Sadly, there were also moments that weighed heavily. It has been hard to fully switch off from the wider world, especially as a social media manager. When things feel awful on a global scale, it’s impossible not to absorb it when you’re immersed in news, commentary, and constant updates every day. Even when you step back personally, the noise doesn’t really stop, and that constant exposure definitely takes its toll.
A particularly sad moment was felt closer to home this year.
Birmingham mourned the loss of Ozzy Osbourne shortly after his final show, and I joined thousands lining the streets for his funeral procession. It was surreal… only weeks earlier the city had been buzzing with excitement about his return with Sabbath, and suddenly people were gathering to say goodbye.
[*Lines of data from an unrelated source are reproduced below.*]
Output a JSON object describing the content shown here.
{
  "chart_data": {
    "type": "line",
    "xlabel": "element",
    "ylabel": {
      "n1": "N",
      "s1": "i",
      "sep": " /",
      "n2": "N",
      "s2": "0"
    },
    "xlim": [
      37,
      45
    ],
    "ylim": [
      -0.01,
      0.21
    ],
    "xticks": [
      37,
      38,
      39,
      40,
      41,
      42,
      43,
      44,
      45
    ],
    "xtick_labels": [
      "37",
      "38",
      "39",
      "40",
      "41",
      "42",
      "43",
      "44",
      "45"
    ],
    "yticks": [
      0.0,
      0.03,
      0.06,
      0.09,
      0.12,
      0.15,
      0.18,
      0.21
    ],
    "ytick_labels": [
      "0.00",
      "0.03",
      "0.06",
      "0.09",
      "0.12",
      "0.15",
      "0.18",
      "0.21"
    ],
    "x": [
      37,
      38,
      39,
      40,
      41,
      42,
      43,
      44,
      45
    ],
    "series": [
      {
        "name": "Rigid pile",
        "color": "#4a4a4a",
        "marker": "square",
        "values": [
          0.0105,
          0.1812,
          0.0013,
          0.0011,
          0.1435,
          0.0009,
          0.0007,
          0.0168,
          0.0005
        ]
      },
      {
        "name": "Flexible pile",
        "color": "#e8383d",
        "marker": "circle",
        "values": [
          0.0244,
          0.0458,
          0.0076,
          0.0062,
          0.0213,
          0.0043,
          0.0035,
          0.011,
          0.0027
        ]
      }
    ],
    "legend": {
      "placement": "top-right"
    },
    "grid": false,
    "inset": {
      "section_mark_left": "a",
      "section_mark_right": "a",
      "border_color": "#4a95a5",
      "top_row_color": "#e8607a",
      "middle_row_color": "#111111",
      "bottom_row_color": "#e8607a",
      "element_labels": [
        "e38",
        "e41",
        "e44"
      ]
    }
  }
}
Even now, flowers and tributes are still appearing around the city.

Not long after that, I lost my little friend. It was devastating, and even months later I still struggle when his name comes up. I’m grateful for the time we had and the memories we made, but it’s been one of the most heartbreaking losses I’ve ever experienced. I miss him terribly.
And there have undoubtedly been quite a few challenging periods throughout the year, both personally and professionally. I’ve had to reset and cut back on several occasions when things became overwhelming, or when people behaved badly and crossed boundaries. It hasn’t always been comfortable, but stepping back when necessary has been an important act of self-preservation, and a reminder that protecting my energy matters just as much as pushing forward.
However, I feel like the year is ending with the same sense of peace in which it started, which feels like a solid place to end, and a steady enough place to start again.
And with this, I feel comfortable enough to say out loud that 2026 is the big one. Not because everything suddenly feels easy, but because it’s the year where I plan to go all out. I have kept things small and manageable for the last few years (which has been necessary), but 2026 feels like the point where I finally am allowed to give myself permission to aim higher. Armed with my 45 Before 45 list, I don’t expect everything to fall neatly into place, but I do plan to properly and fully commit to the really big goals that I have been quietly working towards and see how far I can actually take them.
Happy New Year to you all. I hope that you have a fabulous 2026 – thanks for sticking with me.